Cooking

Substituting Whipping Cream in Soup

This soup recipe calls for whipping cream. Can I substitute milk or half-and-half?

If you’re keeping tabs on calories, a recipe calling for a cup of whipping cream can come as a bit of a surprise. After all, whipping cream that’s 33-36% milk fat is a rich, thick, delicious ingredient that comes with caloric (and saturated fat) sticker shock when you take a gander at the nutritional information panel on the side of the carton.

Here’s the bad news: If whipping cream is called for in the ingredients, there’s usually a good reason. Whipping cream is relatively stable at high heat, which means it stays creamy even if it’s brought to a boil. A cream with a lesser percentage of milk fat – half-and-half clocks in at 10% milk fat, while coffee cream boasts 18% – will often curdle under the heat, breaking into chunky curds and whey instead of maintaining a smooth, creamy texture. This is a common problem if you swap out whipping cream in rich creamy curries and cream-based soups. If your recipe for cream of broccoli/cauliflower/asparagus/mushroom soup calls for whipping cream, you’d best use the real deal or the soup’s texture may be ruined. (How ruined? Do you want floating bits of ricotta in a watery soup, or do you want a creamy soup? That’s effectively what can happen.)

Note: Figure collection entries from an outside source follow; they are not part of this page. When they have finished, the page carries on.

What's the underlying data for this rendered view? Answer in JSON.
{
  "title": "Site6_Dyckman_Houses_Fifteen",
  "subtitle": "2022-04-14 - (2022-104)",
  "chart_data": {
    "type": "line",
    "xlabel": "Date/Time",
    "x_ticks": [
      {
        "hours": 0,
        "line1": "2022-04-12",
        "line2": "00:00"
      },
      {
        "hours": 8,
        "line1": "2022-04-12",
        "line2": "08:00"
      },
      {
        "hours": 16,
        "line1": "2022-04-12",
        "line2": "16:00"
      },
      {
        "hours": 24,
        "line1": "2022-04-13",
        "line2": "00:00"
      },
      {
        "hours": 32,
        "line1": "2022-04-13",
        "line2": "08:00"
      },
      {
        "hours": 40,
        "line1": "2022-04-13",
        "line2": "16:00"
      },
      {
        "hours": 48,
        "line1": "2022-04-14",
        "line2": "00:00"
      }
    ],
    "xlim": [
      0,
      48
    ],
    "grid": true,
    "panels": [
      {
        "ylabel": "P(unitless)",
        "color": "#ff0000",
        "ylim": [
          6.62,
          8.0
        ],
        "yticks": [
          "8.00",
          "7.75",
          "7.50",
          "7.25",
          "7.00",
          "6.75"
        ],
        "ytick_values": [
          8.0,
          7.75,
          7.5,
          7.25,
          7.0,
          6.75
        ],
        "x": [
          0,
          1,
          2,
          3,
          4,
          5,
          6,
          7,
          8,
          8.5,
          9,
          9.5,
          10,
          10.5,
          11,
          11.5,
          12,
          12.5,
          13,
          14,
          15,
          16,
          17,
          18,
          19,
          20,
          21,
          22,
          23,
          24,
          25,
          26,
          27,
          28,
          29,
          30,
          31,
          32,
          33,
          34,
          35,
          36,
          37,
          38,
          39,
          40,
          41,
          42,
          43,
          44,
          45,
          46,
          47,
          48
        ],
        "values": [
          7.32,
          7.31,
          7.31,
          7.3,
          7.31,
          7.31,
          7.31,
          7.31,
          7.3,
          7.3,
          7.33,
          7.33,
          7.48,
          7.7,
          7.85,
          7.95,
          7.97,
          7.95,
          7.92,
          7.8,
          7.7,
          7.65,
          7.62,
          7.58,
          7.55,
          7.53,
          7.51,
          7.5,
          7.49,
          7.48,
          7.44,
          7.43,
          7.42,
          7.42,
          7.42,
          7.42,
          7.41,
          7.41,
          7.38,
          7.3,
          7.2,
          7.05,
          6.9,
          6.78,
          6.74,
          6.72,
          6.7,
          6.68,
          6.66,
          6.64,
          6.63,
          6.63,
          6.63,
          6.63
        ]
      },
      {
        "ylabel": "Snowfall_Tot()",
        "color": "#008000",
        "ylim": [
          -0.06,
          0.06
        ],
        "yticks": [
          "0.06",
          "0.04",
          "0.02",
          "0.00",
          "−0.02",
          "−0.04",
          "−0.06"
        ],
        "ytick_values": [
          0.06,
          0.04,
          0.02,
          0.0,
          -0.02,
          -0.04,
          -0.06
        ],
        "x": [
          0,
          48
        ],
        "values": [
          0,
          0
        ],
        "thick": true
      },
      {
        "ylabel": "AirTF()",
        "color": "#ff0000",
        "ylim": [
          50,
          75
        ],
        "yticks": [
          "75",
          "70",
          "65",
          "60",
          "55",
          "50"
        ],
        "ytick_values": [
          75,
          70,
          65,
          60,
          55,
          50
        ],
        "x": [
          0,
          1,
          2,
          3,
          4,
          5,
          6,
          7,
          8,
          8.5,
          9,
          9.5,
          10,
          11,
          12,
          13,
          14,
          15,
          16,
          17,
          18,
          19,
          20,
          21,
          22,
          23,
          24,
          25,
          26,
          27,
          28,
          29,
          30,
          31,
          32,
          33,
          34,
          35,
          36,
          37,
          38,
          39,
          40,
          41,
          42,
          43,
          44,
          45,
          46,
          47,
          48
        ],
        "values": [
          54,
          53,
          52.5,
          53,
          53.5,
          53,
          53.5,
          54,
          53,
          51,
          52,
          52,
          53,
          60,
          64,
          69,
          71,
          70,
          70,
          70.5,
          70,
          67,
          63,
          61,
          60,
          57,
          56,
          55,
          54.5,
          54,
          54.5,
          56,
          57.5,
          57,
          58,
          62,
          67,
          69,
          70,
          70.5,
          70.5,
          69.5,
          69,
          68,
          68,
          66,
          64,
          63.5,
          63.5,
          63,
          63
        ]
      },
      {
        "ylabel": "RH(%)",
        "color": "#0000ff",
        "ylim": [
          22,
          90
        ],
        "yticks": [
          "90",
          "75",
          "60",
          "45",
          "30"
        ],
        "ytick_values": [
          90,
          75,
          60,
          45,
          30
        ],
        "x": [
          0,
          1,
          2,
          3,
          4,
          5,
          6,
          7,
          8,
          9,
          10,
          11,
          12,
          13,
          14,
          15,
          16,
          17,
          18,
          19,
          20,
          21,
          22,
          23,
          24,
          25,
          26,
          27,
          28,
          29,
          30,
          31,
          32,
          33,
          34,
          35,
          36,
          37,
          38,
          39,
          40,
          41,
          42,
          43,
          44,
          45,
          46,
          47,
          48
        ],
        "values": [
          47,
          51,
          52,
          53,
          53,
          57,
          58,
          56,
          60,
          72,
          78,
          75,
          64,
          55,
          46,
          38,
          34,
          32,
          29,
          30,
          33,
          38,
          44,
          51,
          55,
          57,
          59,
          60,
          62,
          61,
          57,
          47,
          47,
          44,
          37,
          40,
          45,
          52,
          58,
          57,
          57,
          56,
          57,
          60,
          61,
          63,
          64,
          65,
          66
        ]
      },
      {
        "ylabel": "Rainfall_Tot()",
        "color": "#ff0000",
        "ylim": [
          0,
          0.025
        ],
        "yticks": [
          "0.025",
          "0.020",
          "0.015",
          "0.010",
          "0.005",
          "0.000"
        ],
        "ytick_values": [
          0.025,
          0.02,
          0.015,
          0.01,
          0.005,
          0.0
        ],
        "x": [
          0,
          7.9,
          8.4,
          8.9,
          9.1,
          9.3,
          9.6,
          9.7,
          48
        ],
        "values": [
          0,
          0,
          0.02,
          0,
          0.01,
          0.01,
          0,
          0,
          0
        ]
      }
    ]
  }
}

So, when can you substitute half-and-half or coffee cream? While substitutions are always risky, you may have some luck in recipes where the cream addition comes at the end, after the boiling is done and the dish is no longer on the heat. As long as it’s cooling and won’t be brought back up to heat, a less rich cream can be stirred in to finish the dish. Note, however, that if you’ve added a cream other than whipping cream, reheating may cause the milk to split into curds and whey.

If it’s any consolation, a little bit of whipping cream goes a long way. You’d have to add a whole lot more half-and-half to get a similarly smooth and creamy texture, and by doing so you’d throw off the balance of liquids in your dish.

The bottom line: Any time a recipe explicitly calls for whipping cream, you’re probably best to use it. If the recipe gives you wiggle room to choose your cream, then feel free to wiggle away.